In the interview, I explain the importance of dynamic lighting in an open-world game such as RDR2, as well as the challenges related to the production of such an enormous project.
Shortly after joining Unity, I wrote a Best Practice Guide for Unity’s official documentation, about the lighting and rendering pipelines in Unity, because the multitude of lighting features and permutations in Unity can initially seem daunting. Indeed, Unity provides several lighting systems and rendering pipelines, to accommodate the very large variety of platforms and project types, and it can be difficult to have a great overview of the lighting pipeline.
In the document, I explain important lighting principles and how the render generate a frame. To facilitate the understanding of these concepts, I have created several diagrams, decision flowcharts, and tables to give a high-level perspective of the lighting pipeline and to help users decide which render pipeline and which global lighting settings would best suit their requirements.
This presentation is part of my talk at the GDC Europe 2013 in Cologne, Germany. The 50 minutes session goes through the production of Crysis 3 and showcases important lighting principles for creating appealing scenes.

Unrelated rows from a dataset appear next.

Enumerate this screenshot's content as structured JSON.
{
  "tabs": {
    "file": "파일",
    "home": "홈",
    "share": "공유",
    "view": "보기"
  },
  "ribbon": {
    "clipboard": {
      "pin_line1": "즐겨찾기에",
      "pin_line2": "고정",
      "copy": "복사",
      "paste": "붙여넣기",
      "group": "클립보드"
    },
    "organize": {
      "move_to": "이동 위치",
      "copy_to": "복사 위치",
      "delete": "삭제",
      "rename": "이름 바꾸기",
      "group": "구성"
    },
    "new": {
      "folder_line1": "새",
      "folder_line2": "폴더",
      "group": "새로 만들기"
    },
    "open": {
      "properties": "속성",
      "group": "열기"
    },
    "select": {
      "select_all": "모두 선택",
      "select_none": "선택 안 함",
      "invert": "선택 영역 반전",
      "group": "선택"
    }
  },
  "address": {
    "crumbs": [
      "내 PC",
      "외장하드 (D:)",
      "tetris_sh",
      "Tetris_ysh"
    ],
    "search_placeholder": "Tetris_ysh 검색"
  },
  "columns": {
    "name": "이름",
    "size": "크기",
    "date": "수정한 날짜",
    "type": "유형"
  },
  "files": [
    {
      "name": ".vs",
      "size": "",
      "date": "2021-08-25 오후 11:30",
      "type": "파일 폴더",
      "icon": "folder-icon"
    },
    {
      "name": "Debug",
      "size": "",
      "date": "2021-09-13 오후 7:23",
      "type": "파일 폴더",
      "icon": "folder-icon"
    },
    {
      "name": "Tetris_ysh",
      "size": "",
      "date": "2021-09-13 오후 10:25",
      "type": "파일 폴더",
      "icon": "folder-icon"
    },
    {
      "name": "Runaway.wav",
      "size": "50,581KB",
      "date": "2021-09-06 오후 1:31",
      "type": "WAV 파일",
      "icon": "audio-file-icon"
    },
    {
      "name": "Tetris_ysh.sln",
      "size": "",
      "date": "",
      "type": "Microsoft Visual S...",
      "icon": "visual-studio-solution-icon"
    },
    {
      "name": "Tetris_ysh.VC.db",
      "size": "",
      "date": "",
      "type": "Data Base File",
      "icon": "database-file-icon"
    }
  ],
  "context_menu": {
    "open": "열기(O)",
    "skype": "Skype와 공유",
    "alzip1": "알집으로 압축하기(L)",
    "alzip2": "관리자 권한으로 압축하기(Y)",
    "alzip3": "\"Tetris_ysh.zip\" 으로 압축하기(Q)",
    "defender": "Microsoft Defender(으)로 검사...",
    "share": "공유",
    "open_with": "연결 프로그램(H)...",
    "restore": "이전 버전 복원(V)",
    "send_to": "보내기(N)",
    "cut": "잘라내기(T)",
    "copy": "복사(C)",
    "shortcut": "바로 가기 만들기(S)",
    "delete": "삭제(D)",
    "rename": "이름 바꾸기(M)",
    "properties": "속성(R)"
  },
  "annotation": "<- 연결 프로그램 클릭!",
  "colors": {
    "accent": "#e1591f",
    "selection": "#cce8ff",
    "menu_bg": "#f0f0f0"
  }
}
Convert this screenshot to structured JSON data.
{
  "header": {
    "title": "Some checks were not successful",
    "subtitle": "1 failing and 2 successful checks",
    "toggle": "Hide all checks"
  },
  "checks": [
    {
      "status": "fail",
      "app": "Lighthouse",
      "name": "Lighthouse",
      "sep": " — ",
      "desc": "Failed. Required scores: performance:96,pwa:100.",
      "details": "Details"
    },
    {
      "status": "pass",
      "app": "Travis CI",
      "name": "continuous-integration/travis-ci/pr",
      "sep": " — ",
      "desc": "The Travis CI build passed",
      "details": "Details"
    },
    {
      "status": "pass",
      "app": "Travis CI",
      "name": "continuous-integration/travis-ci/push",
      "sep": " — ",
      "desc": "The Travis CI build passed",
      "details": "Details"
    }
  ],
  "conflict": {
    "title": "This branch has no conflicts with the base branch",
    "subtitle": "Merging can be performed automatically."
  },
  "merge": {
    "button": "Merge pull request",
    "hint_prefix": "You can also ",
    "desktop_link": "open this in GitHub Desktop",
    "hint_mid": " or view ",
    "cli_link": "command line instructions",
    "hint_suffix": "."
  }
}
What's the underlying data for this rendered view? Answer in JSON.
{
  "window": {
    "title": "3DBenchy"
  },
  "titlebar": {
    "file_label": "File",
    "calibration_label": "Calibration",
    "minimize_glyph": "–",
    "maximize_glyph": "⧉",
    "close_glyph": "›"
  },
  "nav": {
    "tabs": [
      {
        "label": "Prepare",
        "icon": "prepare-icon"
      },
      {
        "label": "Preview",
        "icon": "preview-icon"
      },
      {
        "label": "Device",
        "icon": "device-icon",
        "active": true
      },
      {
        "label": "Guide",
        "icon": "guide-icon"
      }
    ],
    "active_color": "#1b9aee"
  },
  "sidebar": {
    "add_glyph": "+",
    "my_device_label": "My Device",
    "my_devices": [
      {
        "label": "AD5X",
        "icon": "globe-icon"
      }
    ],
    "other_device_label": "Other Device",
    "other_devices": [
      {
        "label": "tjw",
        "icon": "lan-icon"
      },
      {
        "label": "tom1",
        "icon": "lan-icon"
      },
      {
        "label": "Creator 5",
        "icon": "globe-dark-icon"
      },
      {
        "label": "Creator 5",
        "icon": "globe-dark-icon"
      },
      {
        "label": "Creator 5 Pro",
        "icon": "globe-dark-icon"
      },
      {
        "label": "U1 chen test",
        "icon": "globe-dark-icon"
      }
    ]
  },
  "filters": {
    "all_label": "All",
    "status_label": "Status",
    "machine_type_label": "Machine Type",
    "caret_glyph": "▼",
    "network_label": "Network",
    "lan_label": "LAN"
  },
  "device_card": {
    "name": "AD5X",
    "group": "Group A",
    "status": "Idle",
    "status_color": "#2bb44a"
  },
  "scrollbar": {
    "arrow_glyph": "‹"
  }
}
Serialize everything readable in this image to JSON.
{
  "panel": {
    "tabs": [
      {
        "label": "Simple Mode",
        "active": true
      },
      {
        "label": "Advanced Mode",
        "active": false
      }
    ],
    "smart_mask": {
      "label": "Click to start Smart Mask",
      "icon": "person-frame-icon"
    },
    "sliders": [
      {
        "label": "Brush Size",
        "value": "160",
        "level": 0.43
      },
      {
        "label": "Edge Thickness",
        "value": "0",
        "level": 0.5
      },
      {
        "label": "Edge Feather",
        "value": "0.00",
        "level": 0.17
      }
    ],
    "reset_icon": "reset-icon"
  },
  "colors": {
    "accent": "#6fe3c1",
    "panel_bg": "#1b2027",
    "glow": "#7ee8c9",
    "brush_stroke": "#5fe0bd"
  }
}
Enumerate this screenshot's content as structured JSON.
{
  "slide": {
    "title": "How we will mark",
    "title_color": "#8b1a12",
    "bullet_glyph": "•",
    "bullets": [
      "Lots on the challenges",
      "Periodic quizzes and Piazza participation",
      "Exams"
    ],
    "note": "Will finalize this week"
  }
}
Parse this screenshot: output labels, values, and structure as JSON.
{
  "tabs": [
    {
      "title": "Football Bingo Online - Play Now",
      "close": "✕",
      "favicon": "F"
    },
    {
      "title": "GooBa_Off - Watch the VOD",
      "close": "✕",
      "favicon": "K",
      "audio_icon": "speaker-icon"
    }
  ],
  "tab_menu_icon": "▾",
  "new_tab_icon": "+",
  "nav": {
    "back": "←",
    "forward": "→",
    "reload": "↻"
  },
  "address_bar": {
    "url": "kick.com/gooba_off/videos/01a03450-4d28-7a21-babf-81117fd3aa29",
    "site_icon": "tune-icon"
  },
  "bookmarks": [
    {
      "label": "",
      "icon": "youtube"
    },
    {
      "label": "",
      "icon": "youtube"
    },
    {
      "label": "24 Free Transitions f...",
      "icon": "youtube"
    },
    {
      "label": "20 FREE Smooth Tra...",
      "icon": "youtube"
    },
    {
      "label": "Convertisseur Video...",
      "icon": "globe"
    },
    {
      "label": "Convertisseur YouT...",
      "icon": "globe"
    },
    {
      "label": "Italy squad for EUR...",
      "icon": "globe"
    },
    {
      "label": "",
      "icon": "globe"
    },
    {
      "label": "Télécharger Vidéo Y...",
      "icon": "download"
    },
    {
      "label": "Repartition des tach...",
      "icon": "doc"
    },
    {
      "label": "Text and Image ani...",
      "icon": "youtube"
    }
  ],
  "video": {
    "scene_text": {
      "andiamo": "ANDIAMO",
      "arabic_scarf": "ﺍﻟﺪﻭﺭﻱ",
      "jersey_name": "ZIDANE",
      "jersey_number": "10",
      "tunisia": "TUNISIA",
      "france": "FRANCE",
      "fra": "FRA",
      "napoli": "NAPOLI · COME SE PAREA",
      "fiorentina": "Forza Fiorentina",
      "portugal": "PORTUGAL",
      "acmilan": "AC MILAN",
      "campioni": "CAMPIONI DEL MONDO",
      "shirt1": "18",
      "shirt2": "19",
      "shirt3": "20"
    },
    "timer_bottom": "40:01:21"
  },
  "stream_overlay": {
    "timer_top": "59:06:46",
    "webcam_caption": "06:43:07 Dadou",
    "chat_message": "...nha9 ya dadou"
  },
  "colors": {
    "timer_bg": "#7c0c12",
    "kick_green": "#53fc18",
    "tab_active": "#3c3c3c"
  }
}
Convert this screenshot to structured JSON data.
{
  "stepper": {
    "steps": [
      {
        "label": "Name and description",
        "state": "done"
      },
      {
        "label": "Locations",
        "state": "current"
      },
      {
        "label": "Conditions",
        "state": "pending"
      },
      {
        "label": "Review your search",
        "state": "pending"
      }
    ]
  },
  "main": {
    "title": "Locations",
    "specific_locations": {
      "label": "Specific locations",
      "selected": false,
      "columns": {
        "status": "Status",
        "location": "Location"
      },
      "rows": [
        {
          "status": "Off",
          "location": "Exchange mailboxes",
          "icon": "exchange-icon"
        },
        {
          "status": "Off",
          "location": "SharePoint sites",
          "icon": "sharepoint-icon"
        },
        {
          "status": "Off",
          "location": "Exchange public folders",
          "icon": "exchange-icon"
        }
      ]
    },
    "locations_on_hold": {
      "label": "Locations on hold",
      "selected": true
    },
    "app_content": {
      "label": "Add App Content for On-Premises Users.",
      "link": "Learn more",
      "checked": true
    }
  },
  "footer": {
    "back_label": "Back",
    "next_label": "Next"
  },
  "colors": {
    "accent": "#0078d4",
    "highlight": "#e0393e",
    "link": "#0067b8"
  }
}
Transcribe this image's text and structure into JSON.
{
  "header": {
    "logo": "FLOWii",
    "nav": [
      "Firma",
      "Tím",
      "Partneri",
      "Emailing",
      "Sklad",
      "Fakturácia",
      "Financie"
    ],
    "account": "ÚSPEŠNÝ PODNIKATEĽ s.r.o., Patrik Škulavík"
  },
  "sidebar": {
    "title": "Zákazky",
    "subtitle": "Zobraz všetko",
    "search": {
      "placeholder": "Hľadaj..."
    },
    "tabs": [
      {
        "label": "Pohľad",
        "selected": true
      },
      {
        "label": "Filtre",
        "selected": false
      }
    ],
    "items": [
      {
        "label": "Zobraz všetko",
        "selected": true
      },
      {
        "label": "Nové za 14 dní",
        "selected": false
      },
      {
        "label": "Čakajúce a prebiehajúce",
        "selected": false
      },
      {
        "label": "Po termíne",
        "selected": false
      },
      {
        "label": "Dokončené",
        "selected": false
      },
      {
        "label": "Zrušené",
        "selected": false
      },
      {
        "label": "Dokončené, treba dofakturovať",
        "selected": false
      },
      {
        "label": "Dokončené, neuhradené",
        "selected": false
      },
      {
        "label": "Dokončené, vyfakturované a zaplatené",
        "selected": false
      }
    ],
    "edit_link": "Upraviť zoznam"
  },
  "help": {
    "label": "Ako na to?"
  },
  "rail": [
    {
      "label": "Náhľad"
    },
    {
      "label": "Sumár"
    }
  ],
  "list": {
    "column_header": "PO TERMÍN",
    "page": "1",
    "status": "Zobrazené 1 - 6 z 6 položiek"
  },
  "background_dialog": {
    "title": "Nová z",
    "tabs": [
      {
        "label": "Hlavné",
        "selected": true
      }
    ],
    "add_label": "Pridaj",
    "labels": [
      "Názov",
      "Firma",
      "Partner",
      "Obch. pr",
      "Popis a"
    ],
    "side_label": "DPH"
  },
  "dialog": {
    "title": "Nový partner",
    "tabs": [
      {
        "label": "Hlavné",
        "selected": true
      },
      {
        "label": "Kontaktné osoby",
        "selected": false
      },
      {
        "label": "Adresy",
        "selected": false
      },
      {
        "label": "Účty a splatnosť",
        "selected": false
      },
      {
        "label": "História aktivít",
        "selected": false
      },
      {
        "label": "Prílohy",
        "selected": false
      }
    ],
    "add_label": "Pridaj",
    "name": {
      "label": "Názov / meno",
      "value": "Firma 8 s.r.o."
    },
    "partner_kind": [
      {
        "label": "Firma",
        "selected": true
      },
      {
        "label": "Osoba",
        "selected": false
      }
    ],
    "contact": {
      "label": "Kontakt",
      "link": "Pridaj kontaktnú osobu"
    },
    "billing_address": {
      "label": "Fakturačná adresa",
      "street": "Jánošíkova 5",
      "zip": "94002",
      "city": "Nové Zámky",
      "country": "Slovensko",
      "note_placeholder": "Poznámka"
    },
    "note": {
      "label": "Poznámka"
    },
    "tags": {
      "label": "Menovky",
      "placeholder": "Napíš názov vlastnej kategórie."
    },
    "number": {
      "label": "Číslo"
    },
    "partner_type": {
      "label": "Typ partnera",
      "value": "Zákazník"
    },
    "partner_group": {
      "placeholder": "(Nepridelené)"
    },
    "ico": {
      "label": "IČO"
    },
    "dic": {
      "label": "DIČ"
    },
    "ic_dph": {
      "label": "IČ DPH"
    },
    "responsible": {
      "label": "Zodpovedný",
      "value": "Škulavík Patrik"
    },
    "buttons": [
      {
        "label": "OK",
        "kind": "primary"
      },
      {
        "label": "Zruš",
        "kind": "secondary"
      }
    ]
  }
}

I also explain how physics can help create better materials and textures, using physically-based rules, and how the CryENGINE lighting features were used in Crysis 3 to create one of the best visual experiences in a video game.
Furthermore, several case studies provide a clearer demonstration of the methods and workflows I used to design the lighting for outdoor, indoor and cinematic scenes.
Enjoy 30 additional bonus slides as well, that were not shown during the talk, as 50 minutes is rarely enough to talk about such a wide topic of discussion.
This presentation is part of my talk at the FMX 2013 conference in Stuttgart. The session goes through the different phases of the art production, from concepting to full production. Tiago Sousa describes some of the technical features implemented to create one of the best visual experience to date in a video game.
This presentation is part of my talk at the GDC Europe 2011 in Cologne with Tiago Sousa. It introduces the lighting features of the different iterations of the CryENGINE and presents the lighting challenges encountered in Crysis 2 from both an artistic and a technical point of view.
The following article presents the new features introduced in the DirectX 11 pack for Crysis 2, from Realtime Local Reflection (RLR) to improved tonemapping as well as Screen Space Directional Occlusion (SSDO) and Realistic Shadows with Variable Penumbra.
The following article presents the key rendering features developed for the CryENGINE 3 and showcased in Crysis 2, from temporal SSAO to amortized MSAA, as well as Gamma-correct HDR rendering and object motion blur.